Edmund Husserl  dilahirkan di Moravia, Cekoslowakia tahun 1859.Edmund Husselr memulai studi akademisnya dalam bidang Matematika dan IPA.Husserl pernah mengikuti kuiah Wilhelm Wundt di Leipzig semenjak tahun 1876 hingga dua tahun berikutnya. Setelah itu Husserl ke Berlin untuk belajar Matematika. Setelah di Berlin Husserl menuju Wina untuk menyelesaikan desertasinya. Kemudian kembali ke Berlin dan menjadi Asisten Dosen matematika. Pada tahun 1884 kembali lagi ke Wina dan belajar filsafat pada Franz Brentano.

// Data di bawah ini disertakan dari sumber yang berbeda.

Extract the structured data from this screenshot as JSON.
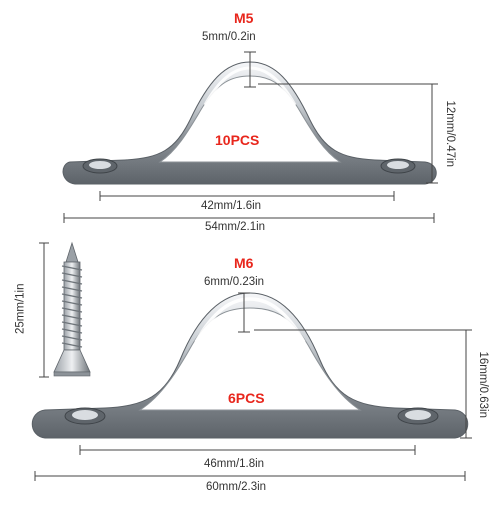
{
  "product": {
    "top": {
      "size_label": "M5",
      "thickness": "5mm/0.2in",
      "height": "12mm/0.47in",
      "quantity": "10PCS",
      "hole_spacing": "42mm/1.6in",
      "total_length": "54mm/2.1in"
    },
    "bottom": {
      "size_label": "M6",
      "thickness": "6mm/0.23in",
      "height": "16mm/0.63in",
      "quantity": "6PCS",
      "hole_spacing": "46mm/1.8in",
      "total_length": "60mm/2.3in"
    },
    "screw": {
      "length": "25mm/1in"
    }
  },
  "colors": {
    "accent": "#e8261c",
    "metal_dark": "#6f7479",
    "metal_light": "#f4f6f8"
  }
}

Selama hidupnya Edmund Husserl menulis enam buah buku. Diluar itu Husserl meninggalkan 47000 halaman tulisan tangan dan 12.000 halaman tulisan ketikan. Diantara karya-karyanya itu adalah The Philosophy of Arithmetic, General Introduction to Pure Phenomenology, Lectures on the Phenomenology of Inner awareness of time, Formal and Trancendental Logic , Experience and Judgement dan Cartesian Meditation.

Dunia Fenomenologi

Satu pendekatan untuk memahami fenomenologi adalah memandangnya dengan referensi pada masalah filsafat yang paling tua dan paling mendasar. Apa kaitan antara realitas objektif yang hadir diluar pemikira dengan pemikiran yang kita miliki tentang realias objektif itu? Lantas Bagaimana dua dunia itu saling berkaitan? Cabang filsafat lain dan fenomenologi membuat usaha untuk menjawab itu semua.

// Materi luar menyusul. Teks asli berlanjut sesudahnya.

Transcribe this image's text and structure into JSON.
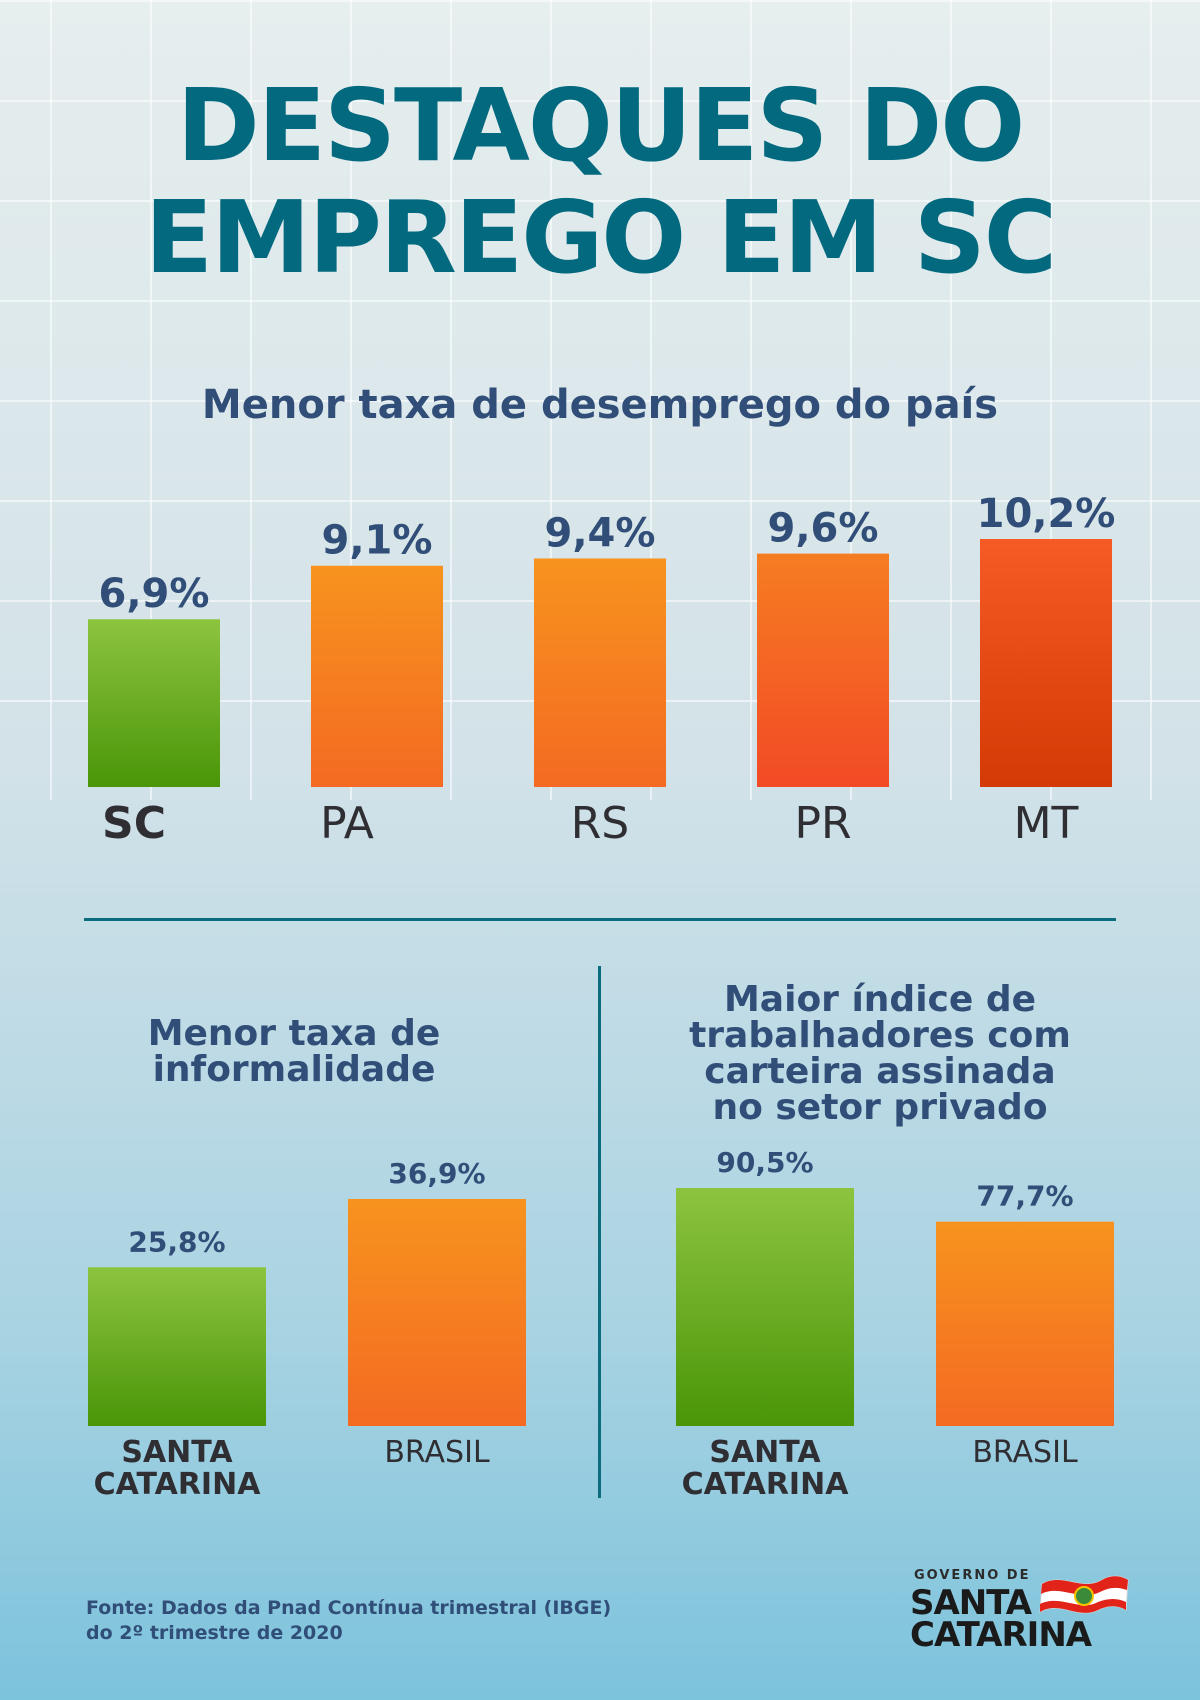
{
  "title": {
    "line1": "DESTAQUES DO",
    "line2": "EMPREGO EM SC"
  },
  "colors": {
    "title": "#03697f",
    "subtitle": "#304e78",
    "highlight_green": "#7aba3a",
    "bar_orange": "#f57c22",
    "bar_red": "#e8471f",
    "divider": "#0a6c7d"
  },
  "chart_data": [
    {
      "type": "bar",
      "title": "Menor taxa de desemprego do país",
      "categories": [
        "SC",
        "PA",
        "RS",
        "PR",
        "MT"
      ],
      "values": [
        6.9,
        9.1,
        9.4,
        9.6,
        10.2
      ],
      "value_labels": [
        "6,9%",
        "9,1%",
        "9,4%",
        "9,6%",
        "10,2%"
      ],
      "highlight": "SC",
      "ylim": [
        0,
        10.2
      ],
      "grid": true
    },
    {
      "type": "bar",
      "title": "Menor taxa de informalidade",
      "categories": [
        "SANTA CATARINA",
        "BRASIL"
      ],
      "values": [
        25.8,
        36.9
      ],
      "value_labels": [
        "25,8%",
        "36,9%"
      ],
      "highlight": "SANTA CATARINA",
      "ylim": [
        0,
        36.9
      ]
    },
    {
      "type": "bar",
      "title": "Maior índice de trabalhadores com carteira assinada no setor privado",
      "categories": [
        "SANTA CATARINA",
        "BRASIL"
      ],
      "values": [
        90.5,
        77.7
      ],
      "value_labels": [
        "90,5%",
        "77,7%"
      ],
      "highlight": "SANTA CATARINA",
      "ylim": [
        0,
        90.5
      ]
    }
  ],
  "panel_titles": {
    "left": [
      "Menor taxa de",
      "informalidade"
    ],
    "right": [
      "Maior índice de",
      "trabalhadores com",
      "carteira assinada",
      "no setor privado"
    ]
  },
  "source": {
    "line1": "Fonte: Dados da Pnad Contínua trimestral (IBGE)",
    "line2": "do 2º trimestre de 2020"
  },
  "logo": {
    "line1": "GOVERNO DE",
    "line2": "SANTA",
    "line3": "CATARINA",
    "flag_icon": "santa-catarina-flag-icon"
  }
}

Fenomenologi berangkat dari beberapa afirmasi berikut:

1)    Pemerikaan Filosofis tidak bisa dimulai kecuali dari fenomena kesadaran, sebab hanya fenomena itulah yang tersedia bagi kita, dan hanya fenomena itulah bahan yang bisa digunakan segera  oleh kita. Maka jelas bahwa fenomenologi  menggunakan kesadaran sebagai titik acuan awal untuk melakukan segala sesuatu.

2)    Hanya fenomena itulah yang membukakan kepada kita apa esensi sesuatu itu. Esensi yang dimaksudkan disini adalah hakikat dari sesuatu itu. Kesadaranlah yang kemudian melakukan identifikasi terhadap sesuatu itu mendapatkan hakikatny secara murni.

Husserl mengatakan bahwa pendekatan yang mungkin untuk mengetahui berbagai hal (fenomena) adalah dengan cara mengeksplorasi kesadaran manusia. Inilah yang sebetulnya menjadi inti (prinsip) fenomenologi yaitu eksplorasi yang sistematik dan penuh atas kesadaran manusia.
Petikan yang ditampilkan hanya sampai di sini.